# Prove $\frac{a+b}{\sqrt{c}}+\frac{a+c}{\sqrt{b}}+ \frac{b+c}{\sqrt{a}} \geq 2(\sqrt{a} + \sqrt{b} +\sqrt{c})$

Could anyone advise me on how to prove this inequality:

$$\dfrac{a+b}{\sqrt{c}}+\dfrac{a+c}{\sqrt{b}}+ \dfrac{b+c}{\sqrt{a}} \geq 2(\sqrt{a} + \sqrt{b} +\sqrt{c}),$$

where $a,b,c$ are any positive real numbers.

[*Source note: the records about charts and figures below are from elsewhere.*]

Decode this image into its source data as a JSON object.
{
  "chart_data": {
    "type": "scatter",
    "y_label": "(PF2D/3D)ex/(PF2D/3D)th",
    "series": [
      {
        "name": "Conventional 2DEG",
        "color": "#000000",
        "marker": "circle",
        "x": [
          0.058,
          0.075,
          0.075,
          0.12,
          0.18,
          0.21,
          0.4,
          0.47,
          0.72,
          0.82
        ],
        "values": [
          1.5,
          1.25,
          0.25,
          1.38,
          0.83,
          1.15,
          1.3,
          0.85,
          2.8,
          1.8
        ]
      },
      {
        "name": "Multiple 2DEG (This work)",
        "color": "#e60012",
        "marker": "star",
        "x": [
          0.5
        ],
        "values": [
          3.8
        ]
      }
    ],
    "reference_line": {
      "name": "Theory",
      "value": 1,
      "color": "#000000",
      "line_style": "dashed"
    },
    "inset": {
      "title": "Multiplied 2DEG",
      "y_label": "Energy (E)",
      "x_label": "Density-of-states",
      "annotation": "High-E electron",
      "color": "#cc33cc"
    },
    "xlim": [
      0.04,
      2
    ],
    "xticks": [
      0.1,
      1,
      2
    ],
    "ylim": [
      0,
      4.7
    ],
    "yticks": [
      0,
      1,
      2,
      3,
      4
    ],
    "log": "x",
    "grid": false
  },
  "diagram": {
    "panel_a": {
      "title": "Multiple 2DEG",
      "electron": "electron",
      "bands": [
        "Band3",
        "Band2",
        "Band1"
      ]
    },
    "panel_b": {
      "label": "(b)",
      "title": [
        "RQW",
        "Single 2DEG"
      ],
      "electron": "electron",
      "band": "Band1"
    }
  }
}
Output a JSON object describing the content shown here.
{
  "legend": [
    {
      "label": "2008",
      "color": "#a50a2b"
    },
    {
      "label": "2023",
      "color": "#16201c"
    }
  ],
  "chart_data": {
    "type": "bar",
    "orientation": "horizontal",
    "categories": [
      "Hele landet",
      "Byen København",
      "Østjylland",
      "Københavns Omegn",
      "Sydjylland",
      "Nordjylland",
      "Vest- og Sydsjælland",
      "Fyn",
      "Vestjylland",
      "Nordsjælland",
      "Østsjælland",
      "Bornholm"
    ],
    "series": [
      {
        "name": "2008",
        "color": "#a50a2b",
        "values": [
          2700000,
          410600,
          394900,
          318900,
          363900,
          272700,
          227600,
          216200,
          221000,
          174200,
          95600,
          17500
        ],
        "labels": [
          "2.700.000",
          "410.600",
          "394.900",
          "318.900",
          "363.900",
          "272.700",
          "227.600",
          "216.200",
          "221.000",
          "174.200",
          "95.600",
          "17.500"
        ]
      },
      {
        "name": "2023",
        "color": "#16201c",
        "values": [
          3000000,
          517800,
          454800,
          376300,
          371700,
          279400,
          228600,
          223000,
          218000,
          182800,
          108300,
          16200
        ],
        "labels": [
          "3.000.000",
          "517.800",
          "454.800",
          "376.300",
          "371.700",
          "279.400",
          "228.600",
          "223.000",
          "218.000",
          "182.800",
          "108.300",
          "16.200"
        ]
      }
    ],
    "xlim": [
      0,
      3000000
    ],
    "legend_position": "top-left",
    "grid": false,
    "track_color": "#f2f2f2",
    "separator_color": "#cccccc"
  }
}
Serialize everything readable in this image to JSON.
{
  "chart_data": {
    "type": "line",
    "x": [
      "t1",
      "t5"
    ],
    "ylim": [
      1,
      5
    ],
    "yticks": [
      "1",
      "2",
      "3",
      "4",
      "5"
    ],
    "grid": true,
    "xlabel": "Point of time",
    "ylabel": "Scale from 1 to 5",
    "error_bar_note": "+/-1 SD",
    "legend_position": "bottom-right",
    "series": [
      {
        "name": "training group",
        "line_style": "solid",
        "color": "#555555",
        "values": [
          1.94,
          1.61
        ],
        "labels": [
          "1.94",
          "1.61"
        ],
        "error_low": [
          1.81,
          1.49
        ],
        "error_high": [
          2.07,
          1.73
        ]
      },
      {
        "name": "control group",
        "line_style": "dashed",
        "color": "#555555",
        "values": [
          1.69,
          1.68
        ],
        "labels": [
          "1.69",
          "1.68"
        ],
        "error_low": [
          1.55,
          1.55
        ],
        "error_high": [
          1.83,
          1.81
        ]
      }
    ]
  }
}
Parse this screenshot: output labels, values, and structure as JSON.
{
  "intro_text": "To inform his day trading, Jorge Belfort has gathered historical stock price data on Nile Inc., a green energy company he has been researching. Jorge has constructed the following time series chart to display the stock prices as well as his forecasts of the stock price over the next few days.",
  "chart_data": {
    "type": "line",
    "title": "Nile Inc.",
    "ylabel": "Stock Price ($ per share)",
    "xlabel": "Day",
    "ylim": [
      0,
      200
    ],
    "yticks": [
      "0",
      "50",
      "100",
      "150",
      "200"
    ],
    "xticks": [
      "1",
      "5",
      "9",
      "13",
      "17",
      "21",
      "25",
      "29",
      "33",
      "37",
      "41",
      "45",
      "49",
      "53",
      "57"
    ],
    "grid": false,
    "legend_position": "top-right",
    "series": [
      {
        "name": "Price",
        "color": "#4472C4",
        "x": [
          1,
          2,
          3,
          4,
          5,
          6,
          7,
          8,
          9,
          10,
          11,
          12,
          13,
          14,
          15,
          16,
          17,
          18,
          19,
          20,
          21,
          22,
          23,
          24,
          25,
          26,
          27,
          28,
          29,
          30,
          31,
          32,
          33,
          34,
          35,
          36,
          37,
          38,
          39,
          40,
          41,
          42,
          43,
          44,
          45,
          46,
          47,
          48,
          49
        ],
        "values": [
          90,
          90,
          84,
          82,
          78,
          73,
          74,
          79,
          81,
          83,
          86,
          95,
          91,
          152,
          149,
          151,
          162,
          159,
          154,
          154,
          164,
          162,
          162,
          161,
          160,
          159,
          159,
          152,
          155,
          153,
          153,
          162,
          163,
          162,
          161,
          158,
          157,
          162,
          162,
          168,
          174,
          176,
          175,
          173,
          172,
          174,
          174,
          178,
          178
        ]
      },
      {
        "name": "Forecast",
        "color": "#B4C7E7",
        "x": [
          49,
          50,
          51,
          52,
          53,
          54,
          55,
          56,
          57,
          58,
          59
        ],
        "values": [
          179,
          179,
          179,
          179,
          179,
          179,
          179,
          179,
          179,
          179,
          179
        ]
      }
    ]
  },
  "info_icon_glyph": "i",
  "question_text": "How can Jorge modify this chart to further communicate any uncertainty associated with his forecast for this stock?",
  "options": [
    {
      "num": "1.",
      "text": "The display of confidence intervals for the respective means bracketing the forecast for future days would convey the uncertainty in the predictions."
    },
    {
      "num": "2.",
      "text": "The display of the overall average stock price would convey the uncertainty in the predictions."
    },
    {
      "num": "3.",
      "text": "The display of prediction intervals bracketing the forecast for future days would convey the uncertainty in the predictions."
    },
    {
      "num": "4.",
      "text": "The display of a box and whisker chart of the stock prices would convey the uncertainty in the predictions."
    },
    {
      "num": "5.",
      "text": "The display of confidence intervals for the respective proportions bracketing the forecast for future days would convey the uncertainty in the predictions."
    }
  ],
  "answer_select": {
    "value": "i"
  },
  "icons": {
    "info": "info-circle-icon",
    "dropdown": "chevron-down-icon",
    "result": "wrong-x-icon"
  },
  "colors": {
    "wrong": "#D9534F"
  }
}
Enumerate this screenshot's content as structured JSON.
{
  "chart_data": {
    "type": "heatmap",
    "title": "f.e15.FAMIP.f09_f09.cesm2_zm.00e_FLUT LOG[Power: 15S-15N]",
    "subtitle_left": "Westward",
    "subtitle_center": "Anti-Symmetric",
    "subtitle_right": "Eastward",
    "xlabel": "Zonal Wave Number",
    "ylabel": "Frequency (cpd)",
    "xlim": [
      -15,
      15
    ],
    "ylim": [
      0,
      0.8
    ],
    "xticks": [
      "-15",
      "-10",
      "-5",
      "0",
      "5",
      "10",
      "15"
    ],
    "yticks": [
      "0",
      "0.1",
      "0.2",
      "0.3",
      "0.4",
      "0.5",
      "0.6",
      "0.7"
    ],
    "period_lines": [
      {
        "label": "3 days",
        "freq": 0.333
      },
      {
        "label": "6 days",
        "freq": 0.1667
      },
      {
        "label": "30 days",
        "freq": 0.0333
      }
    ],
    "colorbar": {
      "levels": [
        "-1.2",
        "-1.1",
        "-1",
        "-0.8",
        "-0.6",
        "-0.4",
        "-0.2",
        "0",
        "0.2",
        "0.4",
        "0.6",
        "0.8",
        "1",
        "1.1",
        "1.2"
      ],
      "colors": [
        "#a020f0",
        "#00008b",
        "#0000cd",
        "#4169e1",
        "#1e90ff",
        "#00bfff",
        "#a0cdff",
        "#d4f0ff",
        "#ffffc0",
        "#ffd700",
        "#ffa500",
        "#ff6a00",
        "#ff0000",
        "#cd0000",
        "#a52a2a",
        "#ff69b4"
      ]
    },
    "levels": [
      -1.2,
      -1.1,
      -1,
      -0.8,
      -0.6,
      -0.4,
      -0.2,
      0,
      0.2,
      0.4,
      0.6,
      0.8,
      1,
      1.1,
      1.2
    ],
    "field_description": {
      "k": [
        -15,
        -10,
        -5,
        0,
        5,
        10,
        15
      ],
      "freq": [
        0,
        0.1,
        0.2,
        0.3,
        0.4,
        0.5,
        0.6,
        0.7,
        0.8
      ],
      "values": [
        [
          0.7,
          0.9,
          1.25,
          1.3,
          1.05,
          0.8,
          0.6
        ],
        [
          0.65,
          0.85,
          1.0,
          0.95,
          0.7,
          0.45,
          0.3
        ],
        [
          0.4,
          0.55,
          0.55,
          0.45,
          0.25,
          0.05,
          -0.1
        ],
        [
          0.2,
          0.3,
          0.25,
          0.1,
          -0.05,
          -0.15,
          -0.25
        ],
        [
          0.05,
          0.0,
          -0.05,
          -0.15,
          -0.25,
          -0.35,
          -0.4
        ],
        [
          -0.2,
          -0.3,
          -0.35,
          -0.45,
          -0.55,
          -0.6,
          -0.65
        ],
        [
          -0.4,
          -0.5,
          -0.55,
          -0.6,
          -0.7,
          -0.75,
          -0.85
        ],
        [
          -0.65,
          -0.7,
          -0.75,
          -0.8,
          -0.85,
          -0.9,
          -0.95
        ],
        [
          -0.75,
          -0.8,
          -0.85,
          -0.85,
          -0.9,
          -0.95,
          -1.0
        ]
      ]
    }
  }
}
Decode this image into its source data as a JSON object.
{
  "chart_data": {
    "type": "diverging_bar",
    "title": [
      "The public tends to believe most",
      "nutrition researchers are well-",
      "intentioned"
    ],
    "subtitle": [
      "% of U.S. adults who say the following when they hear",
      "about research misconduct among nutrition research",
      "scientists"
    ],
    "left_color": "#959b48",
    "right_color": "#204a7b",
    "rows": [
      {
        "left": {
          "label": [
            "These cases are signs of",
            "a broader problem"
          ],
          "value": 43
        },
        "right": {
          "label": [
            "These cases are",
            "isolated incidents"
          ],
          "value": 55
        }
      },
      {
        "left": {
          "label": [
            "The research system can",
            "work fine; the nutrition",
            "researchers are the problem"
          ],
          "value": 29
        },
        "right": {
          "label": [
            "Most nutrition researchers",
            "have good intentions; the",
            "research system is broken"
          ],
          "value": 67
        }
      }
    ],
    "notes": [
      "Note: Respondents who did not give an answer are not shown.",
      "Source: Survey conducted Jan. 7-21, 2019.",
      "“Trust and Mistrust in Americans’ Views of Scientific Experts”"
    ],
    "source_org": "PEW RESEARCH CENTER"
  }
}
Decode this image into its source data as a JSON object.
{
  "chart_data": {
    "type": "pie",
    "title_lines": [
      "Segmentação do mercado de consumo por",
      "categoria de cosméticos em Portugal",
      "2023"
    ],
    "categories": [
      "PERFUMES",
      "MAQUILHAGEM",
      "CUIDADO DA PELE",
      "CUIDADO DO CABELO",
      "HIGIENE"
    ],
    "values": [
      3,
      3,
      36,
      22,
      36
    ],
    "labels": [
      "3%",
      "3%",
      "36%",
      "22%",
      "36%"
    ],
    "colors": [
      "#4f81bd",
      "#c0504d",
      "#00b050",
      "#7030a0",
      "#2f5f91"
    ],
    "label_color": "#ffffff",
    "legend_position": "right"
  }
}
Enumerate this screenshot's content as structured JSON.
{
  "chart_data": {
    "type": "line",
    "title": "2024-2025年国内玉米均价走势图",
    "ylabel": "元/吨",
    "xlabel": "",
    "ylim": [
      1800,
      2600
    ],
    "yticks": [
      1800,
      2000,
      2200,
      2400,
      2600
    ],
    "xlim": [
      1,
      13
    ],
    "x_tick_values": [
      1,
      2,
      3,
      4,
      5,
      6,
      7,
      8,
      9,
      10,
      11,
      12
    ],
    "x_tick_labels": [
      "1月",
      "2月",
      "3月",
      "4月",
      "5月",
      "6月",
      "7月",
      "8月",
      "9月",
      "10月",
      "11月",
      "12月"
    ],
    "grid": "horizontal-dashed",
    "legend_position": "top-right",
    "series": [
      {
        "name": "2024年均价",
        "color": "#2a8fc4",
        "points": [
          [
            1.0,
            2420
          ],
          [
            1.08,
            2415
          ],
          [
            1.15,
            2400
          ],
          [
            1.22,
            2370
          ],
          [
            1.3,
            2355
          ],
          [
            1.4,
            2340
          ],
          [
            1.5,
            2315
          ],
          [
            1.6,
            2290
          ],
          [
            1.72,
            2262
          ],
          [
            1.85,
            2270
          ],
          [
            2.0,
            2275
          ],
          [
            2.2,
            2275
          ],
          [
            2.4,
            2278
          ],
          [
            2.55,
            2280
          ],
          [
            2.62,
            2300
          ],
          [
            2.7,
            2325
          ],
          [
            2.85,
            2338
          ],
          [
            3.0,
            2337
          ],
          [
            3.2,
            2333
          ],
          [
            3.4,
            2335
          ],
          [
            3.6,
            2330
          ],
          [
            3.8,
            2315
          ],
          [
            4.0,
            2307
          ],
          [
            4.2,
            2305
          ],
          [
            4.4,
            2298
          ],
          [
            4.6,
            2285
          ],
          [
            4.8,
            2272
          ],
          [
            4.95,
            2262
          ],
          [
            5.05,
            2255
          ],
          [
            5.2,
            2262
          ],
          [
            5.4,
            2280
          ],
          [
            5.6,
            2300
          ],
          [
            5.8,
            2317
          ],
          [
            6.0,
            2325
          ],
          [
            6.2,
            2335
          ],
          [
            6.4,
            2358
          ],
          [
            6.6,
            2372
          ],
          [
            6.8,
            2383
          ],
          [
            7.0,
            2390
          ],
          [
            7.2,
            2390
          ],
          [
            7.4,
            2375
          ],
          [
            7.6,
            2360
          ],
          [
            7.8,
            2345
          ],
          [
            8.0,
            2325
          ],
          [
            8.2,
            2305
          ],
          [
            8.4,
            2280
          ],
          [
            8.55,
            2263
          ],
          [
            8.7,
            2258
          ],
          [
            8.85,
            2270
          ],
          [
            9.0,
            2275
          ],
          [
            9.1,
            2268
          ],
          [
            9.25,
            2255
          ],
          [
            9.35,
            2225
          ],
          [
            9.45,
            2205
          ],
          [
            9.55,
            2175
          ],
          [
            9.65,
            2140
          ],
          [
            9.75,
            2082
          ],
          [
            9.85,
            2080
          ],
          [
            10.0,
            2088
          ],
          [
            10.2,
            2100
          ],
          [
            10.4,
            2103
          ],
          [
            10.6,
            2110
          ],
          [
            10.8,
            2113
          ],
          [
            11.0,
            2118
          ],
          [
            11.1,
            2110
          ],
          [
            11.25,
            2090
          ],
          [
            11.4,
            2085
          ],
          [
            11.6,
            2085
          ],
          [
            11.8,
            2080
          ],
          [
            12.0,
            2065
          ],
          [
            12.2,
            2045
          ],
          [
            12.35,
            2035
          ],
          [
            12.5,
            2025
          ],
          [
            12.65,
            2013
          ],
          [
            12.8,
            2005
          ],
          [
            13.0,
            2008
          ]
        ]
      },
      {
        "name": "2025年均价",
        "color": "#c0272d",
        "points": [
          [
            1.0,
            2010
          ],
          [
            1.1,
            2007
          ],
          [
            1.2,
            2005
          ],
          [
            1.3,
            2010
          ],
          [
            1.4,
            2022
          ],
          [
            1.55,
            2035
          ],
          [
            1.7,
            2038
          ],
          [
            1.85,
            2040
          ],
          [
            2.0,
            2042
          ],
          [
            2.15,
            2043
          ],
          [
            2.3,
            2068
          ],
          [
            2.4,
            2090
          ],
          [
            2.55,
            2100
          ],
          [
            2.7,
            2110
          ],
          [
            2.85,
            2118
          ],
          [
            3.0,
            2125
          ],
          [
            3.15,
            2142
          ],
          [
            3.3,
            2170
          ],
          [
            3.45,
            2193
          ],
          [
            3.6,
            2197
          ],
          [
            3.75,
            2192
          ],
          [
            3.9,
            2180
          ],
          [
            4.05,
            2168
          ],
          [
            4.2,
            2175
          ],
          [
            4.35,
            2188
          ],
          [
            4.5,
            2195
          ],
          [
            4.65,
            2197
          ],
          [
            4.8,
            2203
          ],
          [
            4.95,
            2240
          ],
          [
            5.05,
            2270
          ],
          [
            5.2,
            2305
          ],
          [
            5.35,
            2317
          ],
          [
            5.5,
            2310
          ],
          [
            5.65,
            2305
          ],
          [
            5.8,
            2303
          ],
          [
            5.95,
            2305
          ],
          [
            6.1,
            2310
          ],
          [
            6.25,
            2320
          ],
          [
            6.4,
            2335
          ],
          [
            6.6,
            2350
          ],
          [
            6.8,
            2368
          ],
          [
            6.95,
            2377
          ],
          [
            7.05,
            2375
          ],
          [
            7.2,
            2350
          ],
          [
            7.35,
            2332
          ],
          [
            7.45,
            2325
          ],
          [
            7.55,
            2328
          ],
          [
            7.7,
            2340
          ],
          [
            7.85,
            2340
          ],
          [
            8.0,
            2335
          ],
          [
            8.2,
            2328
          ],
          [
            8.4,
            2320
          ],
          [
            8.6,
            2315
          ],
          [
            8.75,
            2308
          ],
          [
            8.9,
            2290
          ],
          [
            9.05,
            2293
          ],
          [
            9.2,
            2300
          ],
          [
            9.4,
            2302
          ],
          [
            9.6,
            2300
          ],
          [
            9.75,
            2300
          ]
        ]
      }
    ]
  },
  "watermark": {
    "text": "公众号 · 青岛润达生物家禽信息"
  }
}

Do I use the AM-GM inequality somewhere?

Thank you.

• Sorry, I made a typo error. It should be $\geq$. – Alexy Vincenzo Nov 4 '15 at 1:01

$$\frac{a}{\sqrt{b}} +\frac{a}{\sqrt{b}} +\frac{b}{\sqrt{a}} \geq 3 \sqrt{a}$$ and $$\frac{a}{\sqrt{c}} +\frac{a}{\sqrt{c}} +\frac{c}{\sqrt{a}} \geq 3 \sqrt{a}$$ Doing this for the other variables and summing respectively you get $$3\left ( \dfrac{a+b}{\sqrt{c}}+\dfrac{a+c}{\sqrt{b}}+ \dfrac{b+c}{\sqrt{a}} \right) \geq 6( \sqrt{a} + \sqrt{b} +\sqrt{c} )$$ Simplifying gives the desired inequality.